Calculate GLOBAL thread Id


I am new to CUDA and trying to wrap my head around calculating the ‘global thread id’

What I mean by this is the following:

Say we have a grid of (2,2,1) and a blocks of (16,16,1) this will generate 1024 threads with the kernel invocation.

I am referring the ‘global thread id’ being each unique instance of a thread within the kernel. in this case threads 0 - 1023.

I am having trouble figuring out how to calculate it though. Here is what I’ve tried:

  1. Per CUDA Programming Guide:
int global_index = threadIdx.x + blockDim.x * threadIdx.y

but this seems to be the thread Id for the block, not the kernel.

  1. Per other documentation I have read:
int xindex = threadIdx.x + blockIdx.x * blockDim.x;

int yindex = threadIdx.y + blockIdx.y * blockDim.y;

int global_index = xindex + (gridDim.x * gridDim.y * yindex);

This just doesn’t get close.

It is clear that I am missing something very fundamental here…I just can wrap my head around it.
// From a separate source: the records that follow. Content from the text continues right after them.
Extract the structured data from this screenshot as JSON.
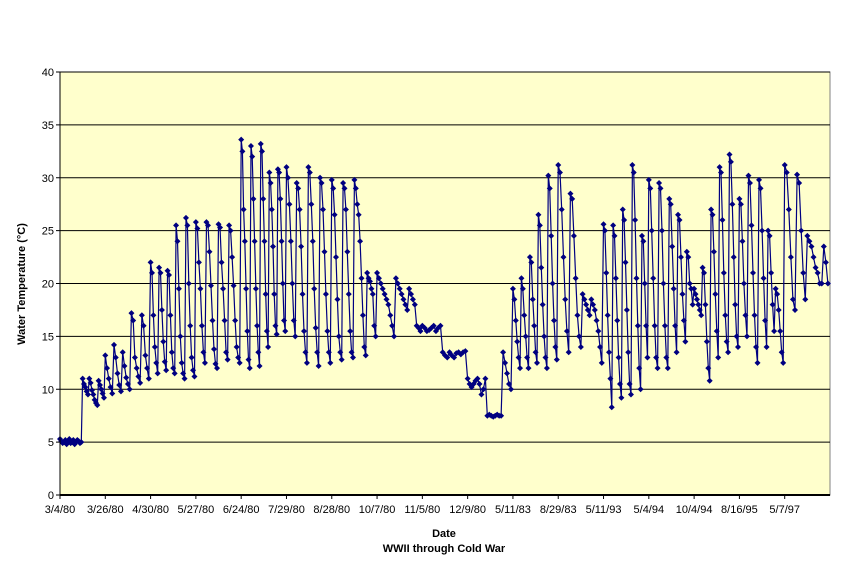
{
  "chart_data": {
    "type": "line",
    "title": "",
    "xlabel": "Date",
    "xsublabel": "WWII through Cold War",
    "ylabel": "Water Temperature (°C)",
    "ylim": [
      0,
      40
    ],
    "yticks": [
      0,
      5,
      10,
      15,
      20,
      25,
      30,
      35,
      40
    ],
    "grid": true,
    "legend": "none",
    "colors": {
      "plot_bg": "#ffffcc",
      "series": "#000080",
      "grid": "#000000"
    },
    "marker": "diamond",
    "x_tick_labels": [
      "3/4/80",
      "3/26/80",
      "4/30/80",
      "5/27/80",
      "6/24/80",
      "7/29/80",
      "8/28/80",
      "10/7/80",
      "11/5/80",
      "12/9/80",
      "5/11/83",
      "8/29/83",
      "5/11/93",
      "5/4/94",
      "10/4/94",
      "8/16/95",
      "5/7/97"
    ],
    "series": [
      {
        "segments": [
          {
            "from": "3/4/80",
            "to": "3/26/80",
            "values": [
              5.3,
              5.1,
              4.9,
              5.0,
              5.2,
              4.8,
              5.1,
              5.3,
              4.9,
              5.0,
              5.2,
              4.8,
              5.0,
              5.2,
              5.1,
              4.9,
              5.0,
              11.0,
              10.5,
              10.2,
              9.8,
              9.5,
              11.0,
              10.6,
              9.9,
              9.5,
              9.0,
              8.7,
              8.5,
              10.8,
              10.4,
              10.0,
              9.6,
              9.2
            ]
          },
          {
            "from": "3/26/80",
            "to": "4/30/80",
            "values": [
              13.2,
              12.0,
              11.0,
              10.2,
              9.6,
              14.2,
              13.0,
              11.5,
              10.4,
              9.8,
              13.5,
              12.2,
              11.1,
              10.5,
              10.0,
              17.2,
              16.5,
              13.0,
              12.0,
              11.2,
              10.6,
              17.0,
              16.0,
              13.2,
              12.0,
              11.0
            ]
          },
          {
            "from": "4/30/80",
            "to": "5/27/80",
            "values": [
              22.0,
              21.0,
              17.0,
              14.0,
              12.5,
              11.5,
              21.5,
              21.0,
              17.5,
              14.5,
              12.6,
              11.8,
              21.2,
              20.8,
              17.0,
              13.5,
              12.0,
              11.5,
              25.5,
              24.0,
              19.5,
              15.0,
              12.5,
              11.5,
              11.0,
              26.2,
              25.5,
              20.0,
              16.0,
              13.0,
              11.8,
              11.2
            ]
          },
          {
            "from": "5/27/80",
            "to": "6/24/80",
            "values": [
              25.8,
              25.2,
              22.0,
              19.5,
              16.0,
              13.5,
              12.5,
              25.8,
              25.5,
              23.0,
              19.8,
              16.5,
              13.8,
              12.4,
              12.0,
              25.6,
              25.3,
              22.0,
              19.5,
              16.5,
              13.5,
              12.8,
              25.5,
              25.0,
              22.5,
              19.8,
              16.5,
              14.0,
              13.0,
              12.5
            ]
          },
          {
            "from": "6/24/80",
            "to": "7/29/80",
            "values": [
              33.6,
              32.5,
              27.0,
              24.0,
              19.5,
              15.5,
              12.8,
              12.0,
              33.0,
              32.0,
              28.0,
              24.0,
              19.5,
              16.0,
              13.5,
              12.2,
              33.2,
              32.5,
              28.0,
              24.0,
              19.0,
              15.5,
              14.0,
              30.5,
              29.5,
              27.0,
              23.5,
              19.0,
              16.0,
              15.2,
              30.8,
              30.5,
              28.0,
              24.0,
              20.0,
              16.5,
              15.5
            ]
          },
          {
            "from": "7/29/80",
            "to": "8/28/80",
            "values": [
              31.0,
              30.0,
              27.5,
              24.0,
              20.0,
              16.5,
              15.0,
              29.5,
              29.0,
              27.0,
              23.5,
              19.0,
              15.5,
              13.5,
              12.5,
              31.0,
              30.5,
              27.5,
              24.0,
              19.5,
              15.8,
              13.5,
              12.2,
              30.0,
              29.5,
              27.0,
              23.0,
              19.0,
              15.5,
              13.5,
              12.5
            ]
          },
          {
            "from": "8/28/80",
            "to": "10/7/80",
            "values": [
              29.8,
              29.0,
              26.5,
              22.5,
              18.5,
              15.0,
              13.5,
              12.8,
              29.5,
              29.0,
              27.0,
              23.0,
              19.0,
              15.5,
              13.5,
              13.0,
              29.8,
              29.0,
              27.5,
              26.5,
              24.0,
              20.5,
              17.0,
              14.0,
              13.2,
              21.0,
              20.5,
              20.2,
              19.5,
              19.0,
              16.0,
              15.0
            ]
          },
          {
            "from": "10/7/80",
            "to": "11/5/80",
            "values": [
              21.0,
              20.5,
              20.0,
              19.5,
              19.0,
              18.5,
              18.0,
              17.0,
              16.0,
              15.0,
              20.5,
              20.0,
              19.5,
              19.0,
              18.5,
              18.0,
              17.5,
              19.5,
              19.0,
              18.5,
              18.0,
              16.0,
              15.8,
              15.5
            ]
          },
          {
            "from": "11/5/80",
            "to": "12/9/80",
            "values": [
              16.0,
              15.8,
              15.5,
              15.6,
              15.8,
              16.0,
              15.5,
              15.8,
              16.0,
              13.5,
              13.2,
              13.0,
              13.5,
              13.2,
              13.0,
              13.4,
              13.5,
              13.3,
              13.5,
              13.6
            ]
          },
          {
            "from": "12/9/80",
            "to": "5/11/83",
            "values": [
              11.0,
              10.5,
              10.2,
              10.5,
              10.8,
              11.0,
              10.5,
              9.5,
              10.0,
              11.0,
              7.5,
              7.6,
              7.5,
              7.4,
              7.5,
              7.6,
              7.5,
              7.5,
              13.5,
              12.5,
              11.5,
              10.5,
              10.0
            ]
          },
          {
            "from": "5/11/83",
            "to": "8/29/83",
            "values": [
              19.5,
              18.5,
              16.5,
              14.5,
              13.0,
              12.0,
              20.5,
              19.5,
              17.0,
              15.0,
              13.0,
              12.0,
              22.5,
              22.0,
              18.5,
              16.0,
              13.5,
              12.5,
              26.5,
              25.5,
              21.5,
              18.0,
              15.0,
              13.0,
              12.0,
              30.2,
              29.0,
              24.5,
              20.0,
              16.5,
              14.0,
              12.8
            ]
          },
          {
            "from": "8/29/83",
            "to": "5/11/93",
            "values": [
              31.2,
              30.5,
              27.0,
              22.5,
              18.5,
              15.5,
              13.5,
              28.5,
              28.0,
              24.5,
              20.5,
              17.0,
              15.0,
              14.0,
              19.0,
              18.5,
              18.0,
              17.5,
              17.0,
              18.5,
              18.0,
              17.5,
              16.5,
              15.5,
              14.0,
              12.5
            ]
          },
          {
            "from": "5/11/93",
            "to": "5/4/94",
            "values": [
              25.6,
              25.0,
              21.0,
              17.0,
              13.5,
              11.0,
              8.3,
              25.5,
              24.5,
              20.5,
              16.5,
              13.0,
              10.5,
              9.2,
              27.0,
              26.0,
              22.0,
              17.5,
              13.5,
              10.5,
              9.5,
              31.2,
              30.5,
              26.0,
              20.5,
              16.0,
              12.0,
              10.0,
              24.5,
              24.0,
              20.0,
              16.0,
              13.0
            ]
          },
          {
            "from": "5/4/94",
            "to": "10/4/94",
            "values": [
              29.8,
              29.0,
              25.0,
              20.5,
              16.0,
              13.0,
              12.0,
              29.5,
              29.0,
              25.0,
              20.0,
              16.0,
              13.0,
              12.0,
              28.0,
              27.5,
              23.5,
              19.5,
              16.0,
              13.5,
              26.5,
              26.0,
              22.5,
              19.0,
              16.5,
              14.5,
              23.0,
              22.5,
              20.0,
              19.5,
              18.0
            ]
          },
          {
            "from": "10/4/94",
            "to": "8/16/95",
            "values": [
              19.5,
              19.0,
              18.5,
              18.0,
              17.5,
              17.0,
              21.5,
              21.0,
              18.0,
              14.5,
              12.0,
              10.8,
              27.0,
              26.5,
              23.0,
              19.0,
              15.5,
              13.0,
              31.0,
              30.5,
              26.0,
              21.0,
              17.0,
              14.5,
              13.5,
              32.2,
              31.5,
              27.5,
              22.5,
              18.0,
              15.0,
              14.0
            ]
          },
          {
            "from": "8/16/95",
            "to": "5/7/97",
            "values": [
              28.0,
              27.5,
              24.0,
              20.0,
              17.0,
              15.0,
              30.2,
              29.5,
              25.5,
              21.0,
              17.0,
              14.0,
              12.5,
              29.8,
              29.0,
              25.0,
              20.5,
              16.5,
              14.0,
              25.0,
              24.5,
              21.0,
              18.0,
              15.5,
              19.5,
              19.0,
              17.5,
              15.5,
              13.5,
              12.5
            ]
          },
          {
            "from": "5/7/97",
            "to": "end",
            "values": [
              31.2,
              30.5,
              27.0,
              22.5,
              18.5,
              17.5,
              30.3,
              29.5,
              25.0,
              21.0,
              18.5,
              24.5,
              24.0,
              23.5,
              22.5,
              21.5,
              21.0,
              20.0,
              20.0,
              23.5,
              22.0,
              20.0
            ]
          }
        ]
      }
    ]
  }
}
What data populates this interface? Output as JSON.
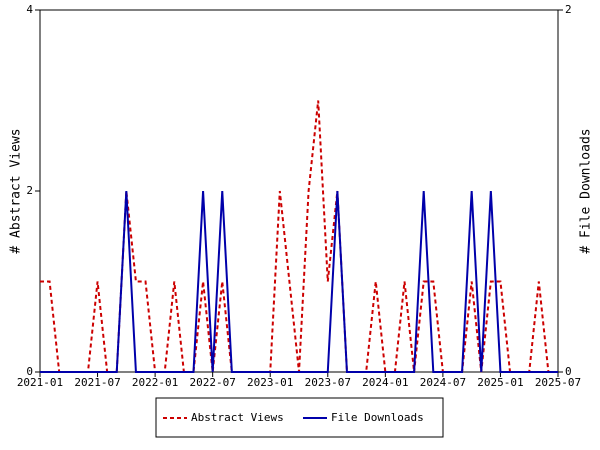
{
  "chart_data": {
    "type": "line",
    "x": [
      "2021-01",
      "2021-02",
      "2021-03",
      "2021-04",
      "2021-05",
      "2021-06",
      "2021-07",
      "2021-08",
      "2021-09",
      "2021-10",
      "2021-11",
      "2021-12",
      "2022-01",
      "2022-02",
      "2022-03",
      "2022-04",
      "2022-05",
      "2022-06",
      "2022-07",
      "2022-08",
      "2022-09",
      "2022-10",
      "2022-11",
      "2022-12",
      "2023-01",
      "2023-02",
      "2023-03",
      "2023-04",
      "2023-05",
      "2023-06",
      "2023-07",
      "2023-08",
      "2023-09",
      "2023-10",
      "2023-11",
      "2023-12",
      "2024-01",
      "2024-02",
      "2024-03",
      "2024-04",
      "2024-05",
      "2024-06",
      "2024-07",
      "2024-08",
      "2024-09",
      "2024-10",
      "2024-11",
      "2024-12",
      "2025-01",
      "2025-02",
      "2025-03",
      "2025-04",
      "2025-05",
      "2025-06",
      "2025-07"
    ],
    "xticks": [
      "2021-01",
      "2021-07",
      "2022-01",
      "2022-07",
      "2023-01",
      "2023-07",
      "2024-01",
      "2024-07",
      "2025-01",
      "2025-07"
    ],
    "ylabel": "# Abstract Views",
    "y2label": "# File Downloads",
    "ylim": [
      0,
      4
    ],
    "yticks": [
      0,
      2,
      4
    ],
    "y2lim": [
      0,
      2
    ],
    "y2ticks": [
      0,
      2
    ],
    "series": [
      {
        "name": "Abstract Views",
        "color": "#cc0000",
        "dashed": true,
        "values": [
          1,
          1,
          0,
          0,
          0,
          0,
          1,
          0,
          0,
          2,
          1,
          1,
          0,
          0,
          1,
          0,
          0,
          1,
          0,
          1,
          0,
          0,
          0,
          0,
          0,
          2,
          1,
          0,
          2,
          3,
          1,
          2,
          0,
          0,
          0,
          1,
          0,
          0,
          1,
          0,
          1,
          1,
          0,
          0,
          0,
          1,
          0,
          1,
          1,
          0,
          0,
          0,
          1,
          0,
          0
        ]
      },
      {
        "name": "File Downloads",
        "color": "#0000aa",
        "axis": "y2",
        "values": [
          0,
          0,
          0,
          0,
          0,
          0,
          0,
          0,
          0,
          1,
          0,
          0,
          0,
          0,
          0,
          0,
          0,
          1,
          0,
          1,
          0,
          0,
          0,
          0,
          0,
          0,
          0,
          0,
          0,
          0,
          0,
          1,
          0,
          0,
          0,
          0,
          0,
          0,
          0,
          0,
          1,
          0,
          0,
          0,
          0,
          1,
          0,
          1,
          0,
          0,
          0,
          0,
          0,
          0,
          0
        ]
      }
    ]
  }
}
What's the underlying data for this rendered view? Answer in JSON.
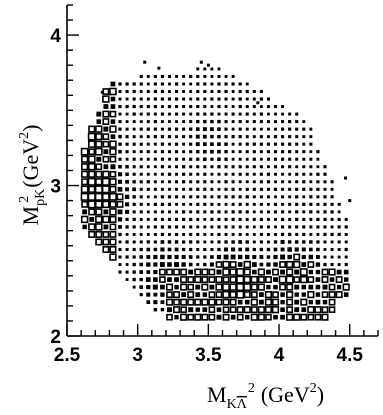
{
  "chart_data": {
    "type": "heatmap",
    "title": "",
    "xlabel": {
      "base": "M",
      "subscript": "K",
      "subscript_overbar": "Λ",
      "superscript": "2",
      "unit": "(GeV",
      "unit_superscript": "2",
      "unit_close": ")"
    },
    "ylabel": {
      "base": "M",
      "subscript": "pK",
      "superscript": "2",
      "unit": "(GeV",
      "unit_superscript": "2",
      "unit_close": ")"
    },
    "xlim": [
      2.5,
      4.7
    ],
    "ylim": [
      2.0,
      4.2
    ],
    "x_ticks": [
      {
        "value": 2.5,
        "label": "2.5"
      },
      {
        "value": 3.0,
        "label": "3"
      },
      {
        "value": 3.5,
        "label": "3.5"
      },
      {
        "value": 4.0,
        "label": "4"
      },
      {
        "value": 4.5,
        "label": "4.5"
      }
    ],
    "y_ticks": [
      {
        "value": 2,
        "label": "2"
      },
      {
        "value": 3,
        "label": "3"
      },
      {
        "value": 4,
        "label": "4"
      }
    ],
    "x_minor_step": 0.1,
    "y_minor_step": 0.1,
    "bin_width": 0.05,
    "density_description_regions": [
      {
        "x": 2.72,
        "y": 2.95,
        "level": 1.0
      },
      {
        "x": 2.65,
        "y": 3.25,
        "level": 0.8
      },
      {
        "x": 3.7,
        "y": 2.35,
        "level": 0.9
      },
      {
        "x": 4.1,
        "y": 2.4,
        "level": 0.8
      },
      {
        "x": 3.2,
        "y": 2.4,
        "level": 0.6
      },
      {
        "x": 3.5,
        "y": 3.3,
        "level": 0.35
      }
    ],
    "colors": {
      "box": "#000000",
      "background": "#ffffff"
    }
  }
}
Any help is much appreciated.

1 Like

Try tackling it with a top-down approach. At the top level, we have

globalThreadNum = blockNumInGrid * threadsPerBlock + threadNumInBlock

For now, assume we have a 2D grid and 2D blocks. Then

threadsPerBlock  = blockDim.x * blockDim.y

threadNumInBlock = threadIdx.x + blockDim.x * threadIdx.y (alternatively: threadIdx.y + blockDim.y * threadIdx.x)

blockNumInGrid   = blockIdx.x  + gridDim.x  * blockIdx.y  (alternatively: blockIdx.y  + gridDim.y  * blockIdx.x)

Analogous for 3D grids and 3D blocks.

Ah! Yes, makes much more sense. Thanks for the help!